The Mystical Madonna of the Stairs by Michelangelo Buonarroti
Nirtan Ekaterina Pasnak
During the Christmas holidays Nawab and I had the blessed opportunity to see an abundance of divinely inspired art in Florence. One particular thread we followed was the works by Michelangelo Buonarroti (1474 – 1564), the great sculptor and painter who lived and worked in Florence for a significant portion of his life, and where his house is still preserved.
Unlike many artists of the high Renaissance period, who were starting to incline toward more rational, secular ideals, the works of Michelangelo used the power and beauty of the human body, inspired by the best examples of classical art, to portray the battle of the human spirit in search of the Divine light. His works can be seen in many museums and churches in Florence, but one museum that is often overlooked is his own home, which remained in the possession of the Buonarroti family until the middle of the 19th century. There, a work that particularly captured our attention was a low relief in warm yellow marble of the Madonna and Child, executed when Michelangelo was only 16 years old.
The presentation of the Madonna seated in profile, holding the holy Child with his back to the viewer, departs sharply from the convention. An example of the most usual portrayal of the Virgin and Child at the time can be seen in the so-called “Panciatichi Madonna” from 1460, by Desiderio da Settignano. Here, the Madonna sits on a throne, holding her beloved child with great tenderness and looking at him adoringly, while the Saviour directly faces the viewer. The marble relief conveys feelings of motherly love, and the flowing lines of the drapery and the outlines of the figures show grace and beauty. Thus, the worshipper who directs his prayer to this Virgin would be carried on the stream of her love to the Christ, who brings the worshiper salvation.
In the Madonna of the Stairs, neither the Mother nor the Child seems to claim the worshiper´s attention. She is seated in the pose of a Roman matron, breast-feeding her child, her gaze into middle space rather more inward, this inwardness emphasised by her crossed feet; she is not looking at her precious baby nor toward the viewer. So how should we read this image and where would the prayer of the devotee be addressed?
The actual center of composition is the arm of the baby softly twisted behind his back, and resting against his mother´s arm.
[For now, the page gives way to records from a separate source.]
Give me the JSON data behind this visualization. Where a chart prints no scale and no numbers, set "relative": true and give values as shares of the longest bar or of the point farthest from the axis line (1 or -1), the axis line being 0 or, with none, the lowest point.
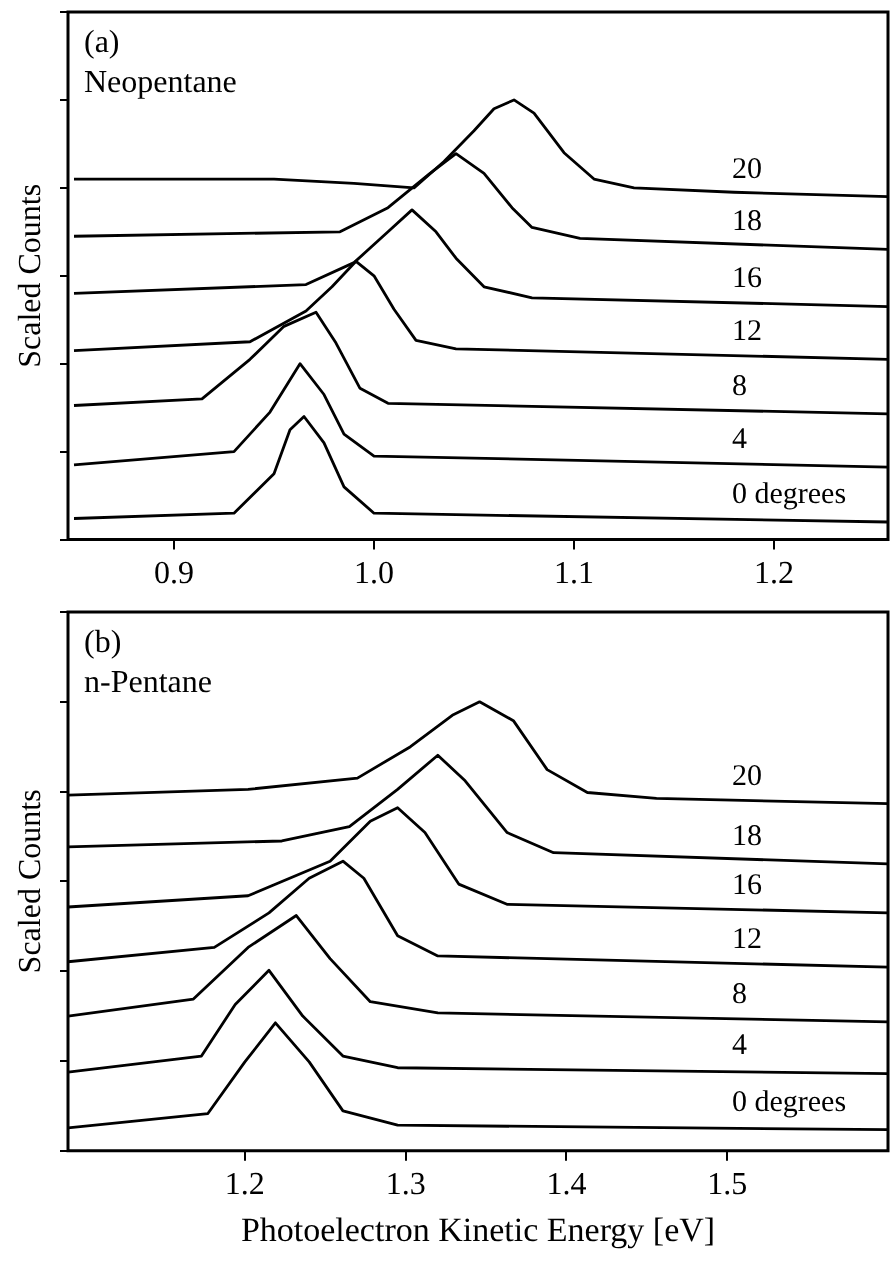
{
  "chart_data": [
    {
      "type": "line",
      "title": "(a)",
      "subtitle": "Neopentane",
      "ylabel": "Scaled Counts",
      "relative": true,
      "xlim": [
        0.847,
        1.257
      ],
      "xticks": [
        0.9,
        {
          "value": 1.0,
          "label": "1.0"
        },
        1.1,
        1.2
      ],
      "tick_labels": "x",
      "legend": false,
      "marker": "none",
      "line_style": "solid",
      "series": [
        {
          "name": "20",
          "color": "#000000",
          "x": [
            0.85,
            0.95,
            0.99,
            1.02,
            1.035,
            1.05,
            1.06,
            1.07,
            1.08,
            1.095,
            1.11,
            1.13,
            1.18,
            1.257
          ],
          "values": [
            0.82,
            0.82,
            0.81,
            0.8,
            0.86,
            0.93,
            0.98,
            1.0,
            0.97,
            0.88,
            0.82,
            0.8,
            0.79,
            0.78
          ]
        },
        {
          "name": "18",
          "color": "#000000",
          "x": [
            0.85,
            0.983,
            1.007,
            1.028,
            1.041,
            1.055,
            1.069,
            1.079,
            1.103,
            1.257
          ],
          "values": [
            0.69,
            0.7,
            0.755,
            0.833,
            0.878,
            0.833,
            0.755,
            0.71,
            0.685,
            0.66
          ]
        },
        {
          "name": "16",
          "color": "#000000",
          "x": [
            0.85,
            0.966,
            0.99,
            1.007,
            1.019,
            1.031,
            1.041,
            1.055,
            1.079,
            1.257
          ],
          "values": [
            0.56,
            0.58,
            0.63,
            0.7,
            0.75,
            0.7,
            0.64,
            0.575,
            0.55,
            0.53
          ]
        },
        {
          "name": "12",
          "color": "#000000",
          "x": [
            0.85,
            0.938,
            0.966,
            0.979,
            0.991,
            1.0,
            1.01,
            1.021,
            1.041,
            1.257
          ],
          "values": [
            0.43,
            0.45,
            0.52,
            0.575,
            0.633,
            0.6,
            0.524,
            0.453,
            0.434,
            0.41
          ]
        },
        {
          "name": "8",
          "color": "#000000",
          "x": [
            0.85,
            0.914,
            0.938,
            0.955,
            0.971,
            0.981,
            0.993,
            1.007,
            1.257
          ],
          "values": [
            0.305,
            0.32,
            0.41,
            0.485,
            0.517,
            0.447,
            0.344,
            0.31,
            0.286
          ]
        },
        {
          "name": "4",
          "color": "#000000",
          "x": [
            0.85,
            0.93,
            0.948,
            0.963,
            0.975,
            0.985,
            1.0,
            1.257
          ],
          "values": [
            0.17,
            0.2,
            0.29,
            0.4,
            0.33,
            0.24,
            0.19,
            0.165
          ]
        },
        {
          "name": "0 degrees",
          "color": "#000000",
          "x": [
            0.85,
            0.93,
            0.95,
            0.958,
            0.965,
            0.975,
            0.985,
            1.0,
            1.257
          ],
          "values": [
            0.048,
            0.06,
            0.15,
            0.25,
            0.28,
            0.22,
            0.12,
            0.06,
            0.04
          ]
        }
      ]
    },
    {
      "type": "line",
      "title": "(b)",
      "subtitle": "n-Pentane",
      "xlabel": "Photoelectron Kinetic Energy [eV]",
      "ylabel": "Scaled Counts",
      "relative": true,
      "xlim": [
        1.09,
        1.6
      ],
      "xticks": [
        1.2,
        1.3,
        1.4,
        1.5
      ],
      "tick_labels": "x",
      "legend": false,
      "marker": "none",
      "line_style": "solid",
      "series": [
        {
          "name": "20",
          "color": "#000000",
          "x": [
            1.09,
            1.202,
            1.27,
            1.303,
            1.329,
            1.346,
            1.367,
            1.388,
            1.413,
            1.456,
            1.6
          ],
          "values": [
            0.792,
            0.805,
            0.83,
            0.9,
            0.97,
            1.0,
            0.958,
            0.849,
            0.798,
            0.785,
            0.773
          ]
        },
        {
          "name": "18",
          "color": "#000000",
          "x": [
            1.09,
            1.223,
            1.265,
            1.295,
            1.32,
            1.337,
            1.363,
            1.392,
            1.6
          ],
          "values": [
            0.677,
            0.69,
            0.722,
            0.805,
            0.881,
            0.824,
            0.709,
            0.664,
            0.639
          ]
        },
        {
          "name": "16",
          "color": "#000000",
          "x": [
            1.09,
            1.202,
            1.253,
            1.278,
            1.295,
            1.312,
            1.333,
            1.363,
            1.6
          ],
          "values": [
            0.543,
            0.568,
            0.645,
            0.734,
            0.764,
            0.709,
            0.594,
            0.549,
            0.53
          ]
        },
        {
          "name": "12",
          "color": "#000000",
          "x": [
            1.09,
            1.181,
            1.215,
            1.24,
            1.261,
            1.274,
            1.295,
            1.32,
            1.6
          ],
          "values": [
            0.421,
            0.453,
            0.53,
            0.607,
            0.645,
            0.607,
            0.479,
            0.434,
            0.409
          ]
        },
        {
          "name": "8",
          "color": "#000000",
          "x": [
            1.09,
            1.168,
            1.202,
            1.232,
            1.253,
            1.278,
            1.32,
            1.6
          ],
          "values": [
            0.3,
            0.338,
            0.453,
            0.524,
            0.428,
            0.332,
            0.307,
            0.287
          ]
        },
        {
          "name": "4",
          "color": "#000000",
          "x": [
            1.09,
            1.173,
            1.194,
            1.215,
            1.236,
            1.261,
            1.295,
            1.6
          ],
          "values": [
            0.175,
            0.211,
            0.326,
            0.402,
            0.3,
            0.211,
            0.185,
            0.172
          ]
        },
        {
          "name": "0 degrees",
          "color": "#000000",
          "x": [
            1.09,
            1.177,
            1.2,
            1.219,
            1.24,
            1.261,
            1.295,
            1.6
          ],
          "values": [
            0.051,
            0.083,
            0.198,
            0.285,
            0.198,
            0.089,
            0.057,
            0.047
          ]
        }
      ]
    }
  ]
}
His little cupped hand is the reservoir of energy from whence the powerful spiral of the composition seems to unwind; it turns around his body, then across her breast, around her hands, knee and back and, through her glance, projects this energy onto the staircase. Her crossed feet rest at the base of the stairs that lead upwards, where happy putti are stretching a cloth or a veil across the background.
Looking at this composition in a mystical sense, one could perhaps interpret this image to say that here the Virgin is the provider of our spiritual food; she receives our prayers and directs them upwards; she is not the final destination of our supplication, but she is the threshold of the door, a threshold which we have to literally step over in order to ascend. When we rise up the stairway to those higher regions, there are still other beings and veils that need to be removed in order to go even further, where perhaps the face of the beloved Son of God could at last be contemplated.